Críticas AdoroCinema
3,0
Legal
Vida Selvagem

Exteriores

por Bruno Carmelo

Os créditos de Vida Selvagem apresentam uma dupla de produtores muito especiais: os irmãos Jean-Pierre e Luc Dardenne, conhecidos por obras realistas de cunho social. A história real que serve de inspiração a este drama poderia de fato se prestar a um filme da dupla belga. Paco (Mathieu Kassovitz) e Nora (Céline Sallette) formam um casal aberto à natureza e contrário aos valores do capitalismo. Eles criam os filhos em liberdade, mas quando o casal se rompe, Paco sequestra os dois filhos mais novos e vive durante onze anos escondido com os dois dentro da floresta.

O diretor da empreitada, no caso, é Cédric Kahn, que emprega ao filme um tom muito pessoal. Contrário ao distanciamento crítico, ele pretende imergir o espectador no estilo de vida dos personagens, com direção crua e tom urgente. Na prática, isso significa usar cortes rápidos e muitas câmeras na mão, bem próximas do rosto dos personagens, especialmente nos momentos em que gritam uns com os outros. O terço inicial e o terço final da história, quando surgem as maiores brigas, tornam-se tão naturalistas quanto histriônicos. Interessa ao diretor menos a compreensão de cada personagem do que a sensação de caos.

A decisão de aproximar a câmera nos momentos de catarse, e de se afastar nos trechos de calmaria faz de Vida Selvagem uma obra de opostos. Existe espaço para a saturação dos sentidos (a câmera tremendo freneticamente durante a fuga de Paco com as crianças) e também para a monotonia, quando Paco espera o tempo passar com os garotos, atrás de arbustos ou sobre as montanhas.
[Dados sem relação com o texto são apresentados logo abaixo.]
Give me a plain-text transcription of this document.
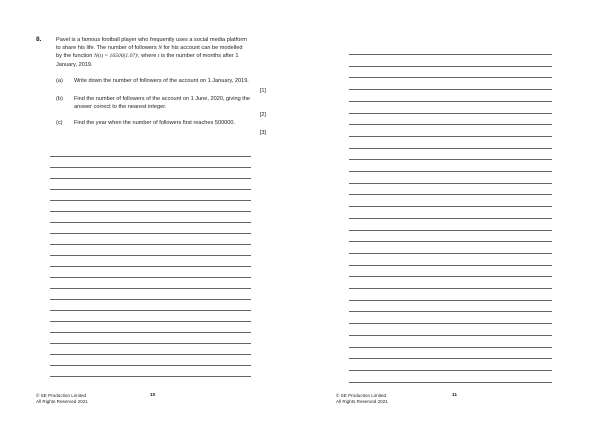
8.	Pavel is a famous football player who frequently uses a social media platform
to share his life. The number of followers N for his account can be modelled
by the function N(t) = 16500(1.07)ᵗ, where t is the number of months after 1
January, 2019.
(a) Write down the number of followers of the account on 1 January, 2019.
[1]
(b) Find the number of followers of the account on 1 June, 2020, giving the answer correct to the nearest integer.
[2]
(c) Find the year when the number of followers first reaches 500000.
[3]
© SE Production Limited
All Rights Reserved 2021
10	© SE Production Limited
All Rights Reserved 2021
11
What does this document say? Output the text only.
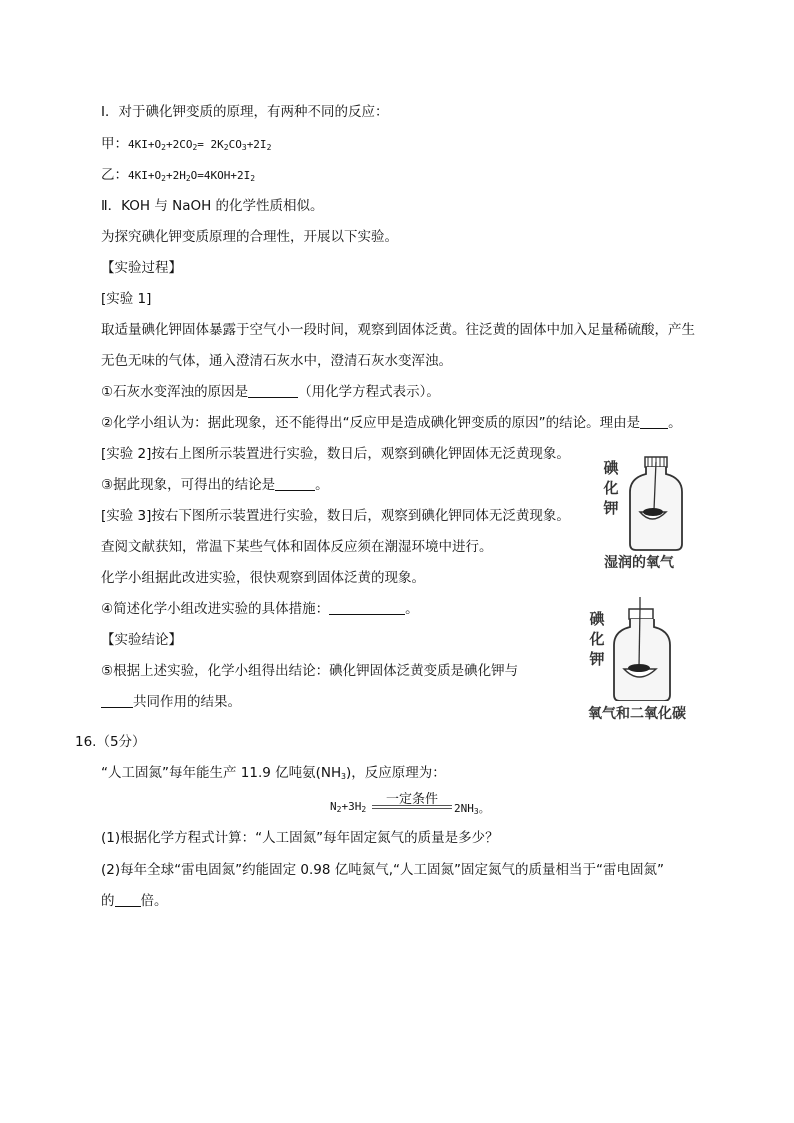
Ⅰ．对于碘化钾变质的原理，有两种不同的反应：
甲：$4KI+O_2+2CO_2= 2K_2CO_3+2I_2$
乙：$4KI+O_2+2H_2O=4KOH+2I_2$
Ⅱ．KOH 与 NaOH 的化学性质相似。
为探究碘化钾变质原理的合理性，开展以下实验。
【实验过程】
[实验 1]
取适量碘化钾固体暴露于空气小一段时间，观察到固体泛黄。往泛黄的固体中加入足量稀硫酸，产生
无色无味的气体，通入澄清石灰水中，澄清石灰水变浑浊。
①石灰水变浑浊的原因是	（用化学方程式表示）。
②化学小组认为：据此现象，还不能得出“反应甲是造成碘化钾变质的原因”的结论。理由是 。
[实验 2]按右上图所示装置进行实验，数日后，观察到碘化钾固体无泛黄现象。
③据此现象，可得出的结论是	。
[实验 3]按右下图所示装置进行实验，数日后，观察到碘化钾同体无泛黄现象。
查阅文献获知，常温下某些气体和固体反应须在潮湿环境中进行。
化学小组据此改进实验，很快观察到固体泛黄的现象。
④简述化学小组改进实验的具体措施：	。
【实验结论】
⑤根据上述实验，化学小组得出结论：碘化钾固体泛黄变质是碘化钾与
共同作用的结果。
碘化钾
湿润的氧气
碘化钾
氧气和二氧化碳
16.（5分）
“人工固氮”每年能生产 11.9 亿吨氨$(NH_3)$，反应原理为：
$N_2+3H_2$
一定条件
$2NH_3$。
(1)根据化学方程式计算：“人工固氮”每年固定氮气的质量是多少？
(2)每年全球“雷电固氮”约能固定 0.98 亿吨氮气,“人工固氮”固定氮气的质量相当于“雷电固氮”
的 倍。
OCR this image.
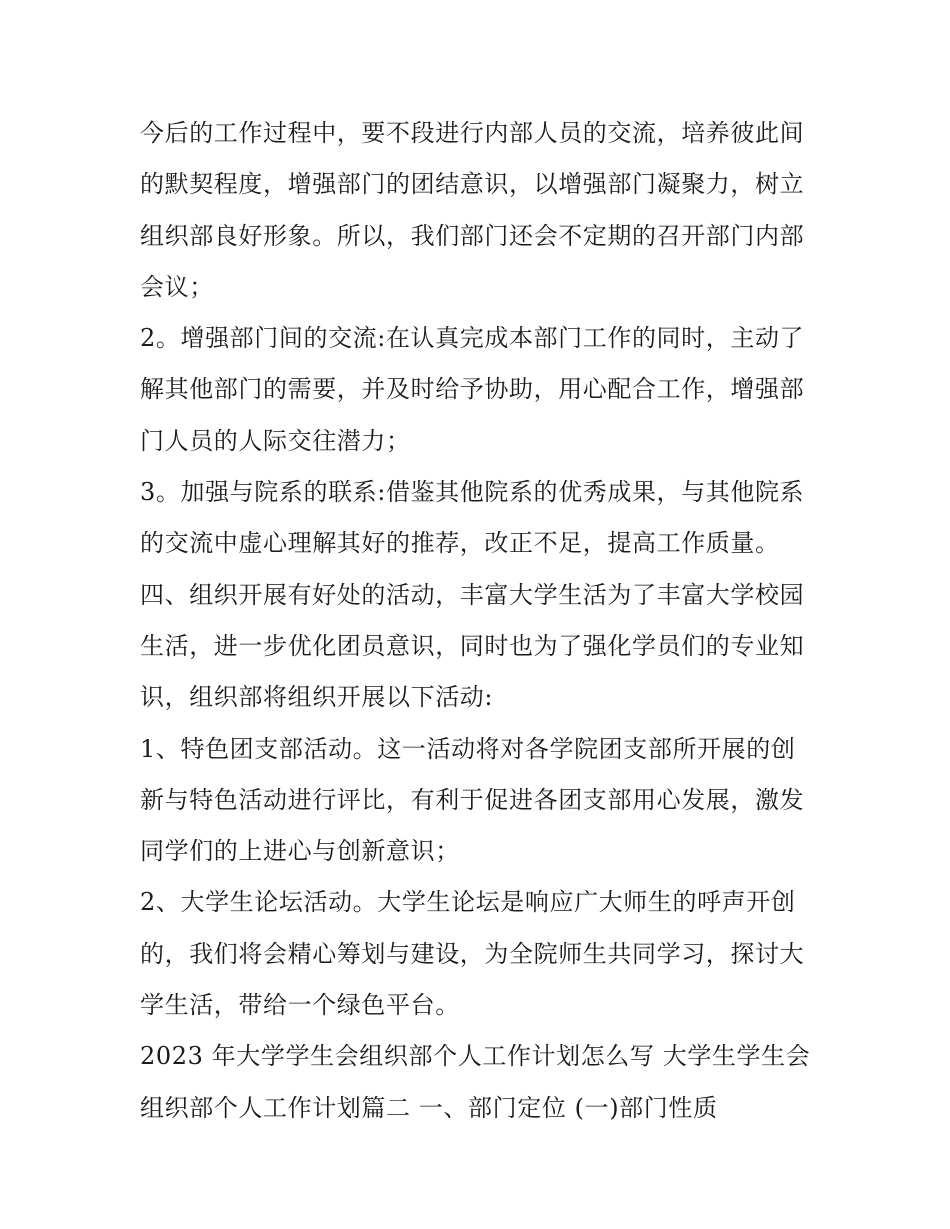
今后的工作过程中，要不段进行内部人员的交流，培养彼此间
的默契程度，增强部门的团结意识，以增强部门凝聚力，树立
组织部良好形象。所以，我们部门还会不定期的召开部门内部
会议；
2。增强部门间的交流:在认真完成本部门工作的同时，主动了
解其他部门的需要，并及时给予协助，用心配合工作，增强部
门人员的人际交往潜力；
3。加强与院系的联系:借鉴其他院系的优秀成果，与其他院系
的交流中虚心理解其好的推荐，改正不足，提高工作质量。
四、组织开展有好处的活动，丰富大学生活为了丰富大学校园
生活，进一步优化团员意识，同时也为了强化学员们的专业知
识，组织部将组织开展以下活动:
1、特色团支部活动。这一活动将对各学院团支部所开展的创
新与特色活动进行评比，有利于促进各团支部用心发展，激发
同学们的上进心与创新意识；
2、大学生论坛活动。大学生论坛是响应广大师生的呼声开创
的，我们将会精心筹划与建设，为全院师生共同学习，探讨大
学生活，带给一个绿色平台。
2023 年大学学生会组织部个人工作计划怎么写 大学生学生会
组织部个人工作计划篇二 一、部门定位 (一)部门性质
A narrativa funciona como uma montanha russa, com altos e baixos emocionais.

Os primeiros anos de fuga, quando a narrativa se concentra nos adultos, fornecem as melhores cenas. Os estilos distintos do contido Kassovitz e da expansiva Sallette equilibram bem as cenas, enquanto a produção capricha em cenários, figurinos e no uso da luz natural. Quando as crianças se tornam protagonistas da história, a trajetória perde sua força, pois Romain Depret é um ator particularmente limitado em cena. Ao mesmo tempo, os saltos no tempo são ilustrados do modo mais simples possível, com imagens de datas em jornais e inclusão de citações aos dias e meses nos diálogos.

Talvez Vida Selvagem não forneça a grande catarse emocional que os filmes dos irmãos Dardenne costumam proporcionar, por exteriorizar demais a carga emocional. Em sua implacável transparência, os protagonistas não permitem surpresas no caminho rumo à conclusão. Mesmo assim, o filme cativa pelas atuações dedicadas pela dupla adulta central. Seus personagens poderiam se tornar caricatos sem o devido cuidado, mas Kahn apresenta um olhar humanista na condução dos personagens.